Kitabı tabii ki vermiyorum. Ona önce sabah kitabı çantama nedensiz koyduğumu, buna kendimin de şaşırdığını anlatıyorum. Sonra bir kâğıda “Başkası Olduğun Yer-Leyla İpekçi” yazıyorum. Mor Menekşe duygulanıyor. “Bu olay, bana evrenin bir dili olduğunu bir kez daha gösteriyor. Ayrıca bu seansı sizinle değil Leyla İpekçi ile yaptık galiba.
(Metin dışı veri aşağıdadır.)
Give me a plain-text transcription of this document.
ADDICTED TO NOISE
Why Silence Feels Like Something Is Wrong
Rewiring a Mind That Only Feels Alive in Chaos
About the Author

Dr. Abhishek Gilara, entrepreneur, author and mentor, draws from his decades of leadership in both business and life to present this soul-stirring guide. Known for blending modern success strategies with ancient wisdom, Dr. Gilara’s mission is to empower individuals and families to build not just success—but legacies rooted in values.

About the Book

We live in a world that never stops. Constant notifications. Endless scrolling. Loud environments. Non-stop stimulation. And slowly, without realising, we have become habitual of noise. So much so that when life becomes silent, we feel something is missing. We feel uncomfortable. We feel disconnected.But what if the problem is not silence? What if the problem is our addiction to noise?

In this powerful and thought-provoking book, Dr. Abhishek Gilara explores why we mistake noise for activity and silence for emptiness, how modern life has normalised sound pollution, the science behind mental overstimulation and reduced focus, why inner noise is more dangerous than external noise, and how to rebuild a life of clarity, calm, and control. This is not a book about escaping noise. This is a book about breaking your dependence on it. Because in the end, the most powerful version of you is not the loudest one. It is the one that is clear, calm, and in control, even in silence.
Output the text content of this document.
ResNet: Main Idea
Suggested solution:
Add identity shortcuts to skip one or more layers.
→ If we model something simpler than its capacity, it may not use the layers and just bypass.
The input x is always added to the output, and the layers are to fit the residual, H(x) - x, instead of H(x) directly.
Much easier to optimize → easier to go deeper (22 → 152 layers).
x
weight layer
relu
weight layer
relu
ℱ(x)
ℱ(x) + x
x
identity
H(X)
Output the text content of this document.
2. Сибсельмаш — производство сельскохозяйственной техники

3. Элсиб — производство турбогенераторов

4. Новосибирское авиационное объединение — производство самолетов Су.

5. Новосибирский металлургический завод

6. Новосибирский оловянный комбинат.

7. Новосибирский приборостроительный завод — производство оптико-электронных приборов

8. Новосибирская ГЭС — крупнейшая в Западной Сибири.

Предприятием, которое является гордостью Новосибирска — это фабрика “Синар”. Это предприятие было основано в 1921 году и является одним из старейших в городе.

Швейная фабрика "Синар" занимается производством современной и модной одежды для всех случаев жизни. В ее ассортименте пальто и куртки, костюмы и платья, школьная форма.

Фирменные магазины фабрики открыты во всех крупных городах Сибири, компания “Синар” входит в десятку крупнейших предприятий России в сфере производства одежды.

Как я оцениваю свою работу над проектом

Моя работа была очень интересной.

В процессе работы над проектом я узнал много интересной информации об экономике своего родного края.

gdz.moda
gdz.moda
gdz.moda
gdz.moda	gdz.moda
Ben kitabı alayım ve bir güzel okuyarak seansa devam edeyim.” diyor.

“Evrenin dili” tabirine takılmış, çok seviyor bu ifadeyi. Ben de seviyorum. Ve bir şeyler öğretirken öğreniyorum da. Belki bu da evrenin dilinin bir parçası.

Mor Menekşe’nin seansından sonra olan biteni bir kez daha gözden geçiriyorum. Terapist yanıma söyleniyorum: “Sabahki kitabı çantaya koymak isteyişimle ilgili müthiş yorumuna ne oldu? Anladın mı şimdi kitabı neden çantaya koyduğumu, aslında koydurulduğumu”. Terapist yanımın kibri sönüyor.